Ebenezer A.M.E. remains on the same land 180 years later. The english gothic design, stained glass windows with geometric victorian patterns, pews and ceiling beams of Georgia pine, a marble pulpit and bronze bell have retained their beauty.
Over the course of time, Ebenezer has faced a number of challenges to maintain the historical church, such as expensive repairs, and during the 1960s, the threat of condemning the property for a highway project. The church has also had to deal with declining membership over the years. According to Barkley, the church has a current membership of approximately 93 members.
“Over the years, members started to disperse,” said Barkley. “But we withstood it. Our oldest living member is Dorothy Wright, who is 97. Her mother brought her here when she was eight-years-old, and she is still a member.”
Pastor Travis added, “We have been able to pull together and do the things we need to do. Our church is well respected by the community. Part of my vision is to move outside the four walls of the church to share the good news about Jesus. I want to leave the church in a good place when I retire in 2020. I want to leave them in a good place financially and spiritually.”
According to Pastor Travis, she has been in the ministry since 1981, and served as an educator for 30 years.

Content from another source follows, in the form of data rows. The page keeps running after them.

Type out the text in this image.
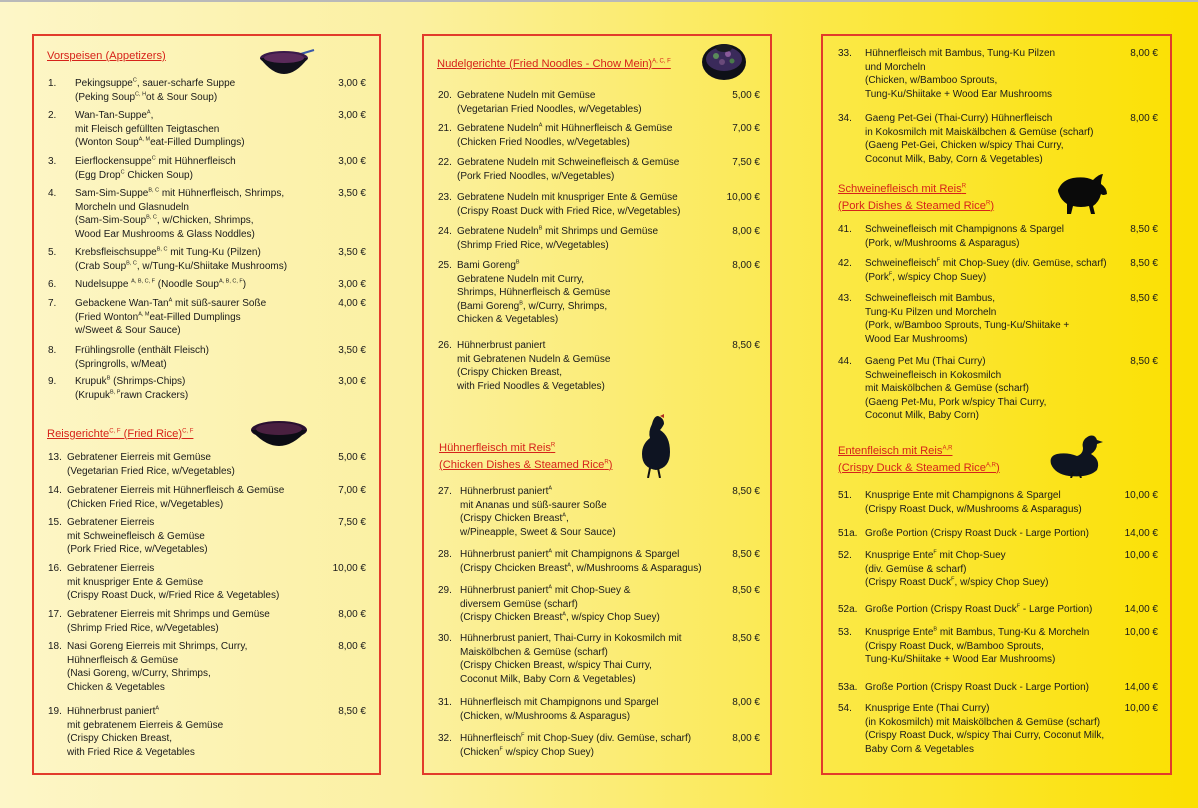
Vorspeisen (Appetizers)
1. Pekingsuppe$^C$, sauer-scharfe Suppe
(Peking Soup$^{C, H}$ot & Sour Soup)
3,00 €
2. Wan-Tan-Suppe$^A$,
mit Fleisch gefüllten Teigtaschen
(Wonton Soup$^{A, M}$eat-Filled Dumplings)
3,00 €
3. Eierflockensuppe$^C$ mit Hühnerfleisch
(Egg Drop$^C$ Chicken Soup)
3,00 €
4. Sam-Sim-Suppe$^{B, C}$ mit Hühnerfleisch, Shrimps,
Morcheln und Glasnudeln
(Sam-Sim-Soup$^{B, C}$, w/Chicken, Shrimps,
Wood Ear Mushrooms & Glass Noddles)
3,50 €
5. Krebsfleischsuppe$^{B, C}$ mit Tung-Ku (Pilzen)
(Crab Soup$^{B, C}$, w/Tung-Ku/Shiitake Mushrooms)
3,50 €
6. Nudelsuppe $^{A, B, C, F}$ (Noodle Soup$^{A, B, C, F}$)	3,00 €
7. Gebackene Wan-Tan$^A$ mit süß-saurer Soße
(Fried Wonton$^{A, M}$eat-Filled Dumplings
w/Sweet & Sour Sauce)
4,00 €
8. Frühlingsrolle (enthält Fleisch)
(Springrolls, w/Meat)
3,50 €
9. Krupuk$^B$ (Shrimps-Chips)
(Krupuk$^{B, P}$rawn Crackers)
3,00 €
Reisgerichte$^{C, F}$ (Fried Rice)$^{C, F}$
13. Gebratener Eierreis mit Gemüse
(Vegetarian Fried Rice, w/Vegetables)
5,00 €
14. Gebratener Eierreis mit Hühnerfleisch & Gemüse
(Chicken Fried Rice, w/Vegetables)
7,00 €
15. Gebratener Eierreis
mit Schweinefleisch & Gemüse
(Pork Fried Rice, w/Vegetables)
7,50 €
16. Gebratener Eierreis
mit knuspriger Ente & Gemüse
(Crispy Roast Duck, w/Fried Rice & Vegetables)
10,00 €
17. Gebratener Eierreis mit Shrimps und Gemüse
(Shrimp Fried Rice, w/Vegetables)
8,00 €
18. Nasi Goreng Eierreis mit Shrimps, Curry,
Hühnerfleisch & Gemüse
(Nasi Goreng, w/Curry, Shrimps,
Chicken & Vegetables
8,00 €
19. Hühnerbrust paniert$^A$
mit gebratenem Eierreis & Gemüse
(Crispy Chicken Breast,
with Fried Rice & Vegetables
8,50 €
Nudelgerichte (Fried Noodles - Chow Mein)$^{A, C, F}$
20. Gebratene Nudeln mit Gemüse
(Vegetarian Fried Noodles, w/Vegetables)
5,00 €
21. Gebratene Nudeln$^A$ mit Hühnerfleisch & Gemüse
(Chicken Fried Noodles, w/Vegetables)
7,00 €
22. Gebratene Nudeln mit Schweinefleisch & Gemüse
(Pork Fried Noodles, w/Vegetables)
7,50 €
23. Gebratene Nudeln mit knuspriger Ente & Gemüse
(Crispy Roast Duck with Fried Rice, w/Vegetables)
10,00 €
24. Gebratene Nudeln$^B$ mit Shrimps und Gemüse
(Shrimp Fried Rice, w/Vegetables)
8,00 €
25. Bami Goreng$^B$
Gebratene Nudeln mit Curry,
Shrimps, Hühnerfleisch & Gemüse
(Bami Goreng$^B$, w/Curry, Shrimps,
Chicken & Vegetables)
8,00 €
26. Hühnerbrust paniert
mit Gebratenen Nudeln & Gemüse
(Crispy Chicken Breast,
with Fried Noodles & Vegetables)
8,50 €
Hühnerfleisch mit Reis$^R$
(Chicken Dishes & Steamed Rice$^R$)
27. Hühnerbrust paniert$^A$
mit Ananas und süß-saurer Soße
(Crispy Chicken Breast$^A$,
w/Pineapple, Sweet & Sour Sauce)
8,50 €
28. Hühnerbrust paniert$^A$ mit Champignons & Spargel
(Crispy Chcicken Breast$^A$, w/Mushrooms & Asparagus)
8,50 €
29. Hühnerbrust paniert$^A$ mit Chop-Suey &
diversem Gemüse (scharf)
(Crispy Chicken Breast$^A$, w/spicy Chop Suey)
8,50 €
30. Hühnerbrust paniert, Thai-Curry in Kokosmilch mit
Maiskölbchen & Gemüse (scharf)
(Crispy Chicken Breast, w/spicy Thai Curry,
Coconut Milk, Baby Corn & Vegetables)
8,50 €
31. Hühnerfleisch mit Champignons und Spargel
(Chicken, w/Mushrooms & Asparagus)
8,00 €
32. Hühnerfleisch$^F$ mit Chop-Suey (div. Gemüse, scharf)
(Chicken$^F$ w/spicy Chop Suey)
8,00 €
33. Hühnerfleisch mit Bambus, Tung-Ku Pilzen
und Morcheln
(Chicken, w/Bamboo Sprouts,
Tung-Ku/Shiitake + Wood Ear Mushrooms
8,00 €
34. Gaeng Pet-Gei (Thai-Curry) Hühnerfleisch
in Kokosmilch mit Maiskälbchen & Gemüse (scharf)
(Gaeng Pet-Gei, Chicken w/spicy Thai Curry,
Coconut Milk, Baby, Corn & Vegetables)
8,00 €
Schweinefleisch mit Reis$^R$
(Pork Dishes & Steamed Rice$^R$)
41. Schweinefleisch mit Champignons & Spargel
(Pork, w/Mushrooms & Asparagus)
8,50 €
42. Schweinefleisch$^F$ mit Chop-Suey (div. Gemüse, scharf)
(Pork$^F$, w/spicy Chop Suey)
8,50 €
43. Schweinefleisch mit Bambus,
Tung-Ku Pilzen und Morcheln
(Pork, w/Bamboo Sprouts, Tung-Ku/Shiitake +
Wood Ear Mushrooms)
8,50 €
44. Gaeng Pet Mu (Thai Curry)
Schweinefleisch in Kokosmilch
mit Maiskölbchen & Gemüse (scharf)
(Gaeng Pet-Mu, Pork w/spicy Thai Curry,
Coconut Milk, Baby Corn)
8,50 €
Entenfleisch mit Reis$^{A,R}$
(Crispy Duck & Steamed Rice$^{A,R}$)
51. Knusprige Ente mit Champignons & Spargel
(Crispy Roast Duck, w/Mushrooms & Asparagus)
10,00 €
51a. Große Portion (Crispy Roast Duck - Large Portion)	14,00 €
52. Knusprige Ente$^F$ mit Chop-Suey
(div. Gemüse & scharf)
(Crispy Roast Duck$^F$, w/spicy Chop Suey)
10,00 €
52a. Große Portion (Crispy Roast Duck$^F$ - Large Portion)	14,00 €
53. Knusprige Ente$^B$ mit Bambus, Tung-Ku & Morcheln
(Crispy Roast Duck, w/Bamboo Sprouts,
Tung-Ku/Shiitake + Wood Ear Mushrooms)
10,00 €
53a. Große Portion (Crispy Roast Duck - Large Portion)	14,00 €
54. Knusprige Ente (Thai Curry)
(in Kokosmilch) mit Maiskölbchen & Gemüse (scharf)
(Crispy Roast Duck, w/spicy Thai Curry, Coconut Milk,
Baby Corn & Vegetables
10,00 €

She is a former basketball, volleyball, and badminton coach on both the high school and college levels.
According to Pastor Travis, the church’s many organizations and ministries are a vital part of Ebenezer. They include the Steward Board, Trustee Board, Stewardess Board, Class Leaders, Matilda Moore Women’s Missionary Society, Young People and Children’s Division, Precious Gems, Lay Organization, and Flower Circle.
“In 1836, it was about singing and pray, and that’s what we continue to do,” said Pastor Travis. “Our organizations and ministries are a vital part of our continued growth, and helps keep us moving. We have come this far by faith.”